The supporting evidence described in court records is what likely allowed prosecutors to move so quickly. Officers found a spent shell casing in the parking lot. Surveillance from inside the restaurant allegedly showed Phillips leaving the building, then captured car lights activating and what police described as a faint muzzle flash. The footage then appeared to show him returning inside with what looked like a black handgun in his left pocket. Officers later recovered a black Glock 22 from the walk-in freezer. Those details, if admitted and accepted by a jury, would give the prosecution not only an injured victim’s account but a physical and visual trail that roughly matches it.

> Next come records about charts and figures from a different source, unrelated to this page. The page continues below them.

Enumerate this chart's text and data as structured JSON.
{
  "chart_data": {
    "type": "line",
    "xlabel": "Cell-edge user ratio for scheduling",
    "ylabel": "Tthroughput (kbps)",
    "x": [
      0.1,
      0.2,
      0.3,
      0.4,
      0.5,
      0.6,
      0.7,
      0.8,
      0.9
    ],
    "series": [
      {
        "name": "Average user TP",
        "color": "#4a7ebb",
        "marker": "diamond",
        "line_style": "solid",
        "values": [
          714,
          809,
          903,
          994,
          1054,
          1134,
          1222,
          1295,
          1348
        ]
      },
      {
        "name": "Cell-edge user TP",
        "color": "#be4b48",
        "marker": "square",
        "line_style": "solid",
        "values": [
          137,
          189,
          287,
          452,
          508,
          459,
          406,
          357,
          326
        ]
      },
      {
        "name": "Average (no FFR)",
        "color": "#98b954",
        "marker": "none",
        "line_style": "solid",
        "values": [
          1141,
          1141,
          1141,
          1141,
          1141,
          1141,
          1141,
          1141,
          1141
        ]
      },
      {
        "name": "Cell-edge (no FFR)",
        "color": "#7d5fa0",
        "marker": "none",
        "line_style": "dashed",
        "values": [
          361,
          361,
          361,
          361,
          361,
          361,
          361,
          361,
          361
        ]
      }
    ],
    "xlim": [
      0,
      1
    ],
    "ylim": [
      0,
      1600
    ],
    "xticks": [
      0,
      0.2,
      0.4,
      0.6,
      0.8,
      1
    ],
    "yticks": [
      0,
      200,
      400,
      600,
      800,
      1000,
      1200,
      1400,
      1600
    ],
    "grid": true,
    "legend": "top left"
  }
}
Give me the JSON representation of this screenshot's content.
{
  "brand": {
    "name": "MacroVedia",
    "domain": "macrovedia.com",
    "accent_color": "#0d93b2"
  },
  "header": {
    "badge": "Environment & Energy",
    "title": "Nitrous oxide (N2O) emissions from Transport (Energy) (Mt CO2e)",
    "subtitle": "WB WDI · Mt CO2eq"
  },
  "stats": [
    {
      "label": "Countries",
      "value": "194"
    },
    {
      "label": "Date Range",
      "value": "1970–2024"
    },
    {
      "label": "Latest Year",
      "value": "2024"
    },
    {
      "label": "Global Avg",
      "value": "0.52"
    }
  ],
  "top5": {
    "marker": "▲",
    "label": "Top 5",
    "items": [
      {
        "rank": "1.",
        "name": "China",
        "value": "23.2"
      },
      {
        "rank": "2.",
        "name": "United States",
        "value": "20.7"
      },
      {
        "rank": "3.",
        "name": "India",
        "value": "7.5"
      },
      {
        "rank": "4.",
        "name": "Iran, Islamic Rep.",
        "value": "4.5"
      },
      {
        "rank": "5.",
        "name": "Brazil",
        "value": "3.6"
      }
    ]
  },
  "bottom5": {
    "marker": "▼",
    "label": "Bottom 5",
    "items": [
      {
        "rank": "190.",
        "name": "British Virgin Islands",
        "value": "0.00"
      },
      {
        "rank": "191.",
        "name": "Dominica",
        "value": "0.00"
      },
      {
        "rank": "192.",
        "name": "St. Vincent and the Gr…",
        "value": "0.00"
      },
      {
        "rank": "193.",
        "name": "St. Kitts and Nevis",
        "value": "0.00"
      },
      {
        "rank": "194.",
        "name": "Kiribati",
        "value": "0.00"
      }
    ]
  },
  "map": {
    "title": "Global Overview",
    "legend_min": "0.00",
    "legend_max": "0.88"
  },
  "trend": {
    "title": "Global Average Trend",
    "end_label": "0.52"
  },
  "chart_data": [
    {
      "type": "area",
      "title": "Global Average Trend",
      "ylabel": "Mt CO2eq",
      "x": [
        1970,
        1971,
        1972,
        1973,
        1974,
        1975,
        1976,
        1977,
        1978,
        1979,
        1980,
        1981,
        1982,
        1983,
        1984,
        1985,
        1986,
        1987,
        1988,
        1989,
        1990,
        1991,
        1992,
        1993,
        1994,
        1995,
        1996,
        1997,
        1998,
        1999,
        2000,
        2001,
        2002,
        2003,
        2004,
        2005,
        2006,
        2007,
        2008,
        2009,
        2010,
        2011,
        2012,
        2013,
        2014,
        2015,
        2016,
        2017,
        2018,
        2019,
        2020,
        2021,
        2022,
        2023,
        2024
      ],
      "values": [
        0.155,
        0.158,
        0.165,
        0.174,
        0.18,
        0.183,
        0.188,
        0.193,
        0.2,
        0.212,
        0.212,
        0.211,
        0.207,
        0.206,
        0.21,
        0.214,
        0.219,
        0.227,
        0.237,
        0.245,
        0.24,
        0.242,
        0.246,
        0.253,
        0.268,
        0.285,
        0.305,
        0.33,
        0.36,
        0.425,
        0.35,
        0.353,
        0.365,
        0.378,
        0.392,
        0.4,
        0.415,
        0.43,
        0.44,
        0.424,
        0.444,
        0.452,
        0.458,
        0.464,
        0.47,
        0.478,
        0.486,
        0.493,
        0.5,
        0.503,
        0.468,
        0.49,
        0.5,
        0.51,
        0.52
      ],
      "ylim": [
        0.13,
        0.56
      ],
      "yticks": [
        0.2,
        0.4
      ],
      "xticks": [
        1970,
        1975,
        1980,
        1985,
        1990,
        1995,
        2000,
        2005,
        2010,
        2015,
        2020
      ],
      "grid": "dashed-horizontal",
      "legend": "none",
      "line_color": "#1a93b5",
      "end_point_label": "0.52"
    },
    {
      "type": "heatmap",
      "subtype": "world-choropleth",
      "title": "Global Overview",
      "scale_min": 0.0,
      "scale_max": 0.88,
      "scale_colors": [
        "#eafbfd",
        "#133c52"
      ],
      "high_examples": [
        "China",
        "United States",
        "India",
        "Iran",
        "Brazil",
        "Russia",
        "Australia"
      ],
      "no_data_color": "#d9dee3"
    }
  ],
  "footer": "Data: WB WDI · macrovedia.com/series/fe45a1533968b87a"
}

Phillips’ interview with detectives sets up the likely points of dispute. He acknowledged being the manager and said he asked the customer to pull forward because chicken had to be cooked fresh late at night. He said the men exchanged words and that the customer later returned, yelling racial slurs while another order was being taken. Phillips told investigators he went outside because the hatch on his car was open and said he told the customer to move on. He denied shooting anyone, denied knowledge of the gun and denied involvement beyond the verbal exchange. The case, then, is not likely to turn on whether there was an argument. Both sides appear to agree there was. It will turn on whether the prosecution can prove Phillips was the person who fired the shot and then concealed the weapon.

There is also a broader procedural issue hanging over the file. Public reporting has not yet laid out whether prosecutors will pursue any additional allegations tied to the firearm itself beyond the charges already filed. KSHB reported that investigators determined the Glock had been stolen from the Norfolk Police Department, a fact that may or may not play a larger role as the case develops. Public reporting also has not shown the full surveillance footage, forensic testing results or any defense challenge to the customer’s identification. Those missing pieces are common in the early phase of a felony case, when probable cause has been established but the adversarial testing of evidence has barely begun.

As of April 17, the public record showed a compact but serious prosecution: one wounded customer, one arrested manager and one evidence trail prosecutors believe is strong enough to carry a violent felony case forward through the Missouri court system.

Author note: Last updated April 17, 2026.